Pemerintah Optimistis DPR Mengesahkan RUU Perppu Cipta Kerja Menjadi Undang-undang

Laporan oleh Farid Kusuma
Bagikan
Airlangga Hartarto Menteri Koordinator Bidang Perekonomian. Foto: Antara

Peraturan Pemerintah Pengganti Undang-undang (Perppu) Nomor 2 Tahun 2022 tentang Cipta Kerja (Ciptaker) masih memiliki sejumlah subtansi yang memicu pro dan kontra masyarakat.

Tapi, Pemerintah optimistis Perppu Cipta Kerja mendapatkan persetujuan dari DPR RI.

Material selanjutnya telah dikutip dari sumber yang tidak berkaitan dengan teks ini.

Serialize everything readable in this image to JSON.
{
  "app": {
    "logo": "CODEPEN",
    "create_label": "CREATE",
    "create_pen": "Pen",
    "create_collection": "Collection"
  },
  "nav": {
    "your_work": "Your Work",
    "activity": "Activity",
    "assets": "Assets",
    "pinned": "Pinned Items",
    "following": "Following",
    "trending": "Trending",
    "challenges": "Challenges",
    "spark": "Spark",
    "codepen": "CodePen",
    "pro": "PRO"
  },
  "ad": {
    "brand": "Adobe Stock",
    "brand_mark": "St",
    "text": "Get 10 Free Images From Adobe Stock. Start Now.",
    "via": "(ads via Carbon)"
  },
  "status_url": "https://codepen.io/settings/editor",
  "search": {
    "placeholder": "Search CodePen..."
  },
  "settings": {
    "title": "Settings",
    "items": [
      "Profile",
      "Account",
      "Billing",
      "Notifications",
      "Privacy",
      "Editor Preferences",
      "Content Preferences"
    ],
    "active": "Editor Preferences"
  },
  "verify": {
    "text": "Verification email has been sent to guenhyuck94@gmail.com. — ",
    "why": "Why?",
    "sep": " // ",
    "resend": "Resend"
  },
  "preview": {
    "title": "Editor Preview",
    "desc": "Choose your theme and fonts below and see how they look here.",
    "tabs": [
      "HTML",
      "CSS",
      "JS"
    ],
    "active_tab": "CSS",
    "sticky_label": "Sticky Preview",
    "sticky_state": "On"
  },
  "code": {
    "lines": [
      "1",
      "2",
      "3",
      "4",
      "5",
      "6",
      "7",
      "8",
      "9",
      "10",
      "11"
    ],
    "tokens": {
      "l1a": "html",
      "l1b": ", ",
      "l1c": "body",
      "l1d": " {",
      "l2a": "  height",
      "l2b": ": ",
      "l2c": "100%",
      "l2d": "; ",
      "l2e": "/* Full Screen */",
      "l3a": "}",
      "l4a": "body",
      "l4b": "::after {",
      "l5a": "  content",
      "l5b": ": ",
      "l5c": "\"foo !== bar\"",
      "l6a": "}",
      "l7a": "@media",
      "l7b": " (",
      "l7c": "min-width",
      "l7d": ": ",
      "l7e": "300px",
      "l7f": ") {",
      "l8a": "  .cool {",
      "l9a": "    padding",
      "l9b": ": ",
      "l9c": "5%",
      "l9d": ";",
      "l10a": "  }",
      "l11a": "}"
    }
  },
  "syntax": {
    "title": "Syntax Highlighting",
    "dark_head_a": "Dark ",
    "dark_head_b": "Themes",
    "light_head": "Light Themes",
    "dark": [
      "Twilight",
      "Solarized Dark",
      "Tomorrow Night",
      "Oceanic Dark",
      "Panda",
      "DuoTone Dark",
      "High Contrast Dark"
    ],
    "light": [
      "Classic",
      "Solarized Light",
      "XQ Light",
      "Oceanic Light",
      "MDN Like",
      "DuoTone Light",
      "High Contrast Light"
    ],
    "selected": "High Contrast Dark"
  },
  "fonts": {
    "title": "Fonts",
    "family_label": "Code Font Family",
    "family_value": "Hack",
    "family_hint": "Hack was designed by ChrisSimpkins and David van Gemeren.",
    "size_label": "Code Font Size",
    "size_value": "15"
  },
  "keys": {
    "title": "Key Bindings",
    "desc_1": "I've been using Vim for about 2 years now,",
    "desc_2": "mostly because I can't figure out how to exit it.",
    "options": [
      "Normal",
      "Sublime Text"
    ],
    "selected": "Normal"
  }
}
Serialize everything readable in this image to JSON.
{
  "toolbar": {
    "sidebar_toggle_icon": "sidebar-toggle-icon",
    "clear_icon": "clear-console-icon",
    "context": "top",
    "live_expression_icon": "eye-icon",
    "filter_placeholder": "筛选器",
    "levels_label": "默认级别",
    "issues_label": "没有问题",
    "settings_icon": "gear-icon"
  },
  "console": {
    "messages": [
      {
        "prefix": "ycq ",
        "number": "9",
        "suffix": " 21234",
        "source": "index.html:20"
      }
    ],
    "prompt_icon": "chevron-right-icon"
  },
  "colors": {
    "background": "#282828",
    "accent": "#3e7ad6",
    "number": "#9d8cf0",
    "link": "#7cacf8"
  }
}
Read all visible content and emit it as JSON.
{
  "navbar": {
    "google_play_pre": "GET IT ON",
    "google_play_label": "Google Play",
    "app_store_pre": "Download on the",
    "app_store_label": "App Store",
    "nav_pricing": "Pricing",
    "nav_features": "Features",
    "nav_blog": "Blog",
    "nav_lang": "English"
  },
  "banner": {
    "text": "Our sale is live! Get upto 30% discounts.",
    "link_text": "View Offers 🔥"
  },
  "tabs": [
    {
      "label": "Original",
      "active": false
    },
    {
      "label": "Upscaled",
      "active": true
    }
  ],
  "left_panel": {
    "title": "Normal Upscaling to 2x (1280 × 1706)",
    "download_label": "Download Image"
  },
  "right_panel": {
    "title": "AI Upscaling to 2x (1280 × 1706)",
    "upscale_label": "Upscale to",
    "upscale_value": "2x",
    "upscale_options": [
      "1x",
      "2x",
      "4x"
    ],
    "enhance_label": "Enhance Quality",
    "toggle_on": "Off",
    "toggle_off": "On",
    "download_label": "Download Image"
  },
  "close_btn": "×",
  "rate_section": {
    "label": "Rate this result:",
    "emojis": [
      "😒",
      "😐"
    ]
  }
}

Airlangga Hartarto Menteri Kordinator (Menko) bidang Perekonomian menilai, Perppu Cipta Kerja sangat mendesak dan penting untuk mencegah terjadinya krisis ekonomi.

Ketua Umum Partai Golkar itu berharap DPR menyetujui Perppu tersebut menjadi undang-undang, lewat forum rapat paripurna.

Selain itu, dia menyatakan Perppu Cipta Kerja diterbitkan untuk memberikan kepastian hukum bagi investasi dan dunia usaha. Terutama dalam rangka penciptaan lapangan kerja dan peningkatan kesejahteraan pekerja dan masyarakat.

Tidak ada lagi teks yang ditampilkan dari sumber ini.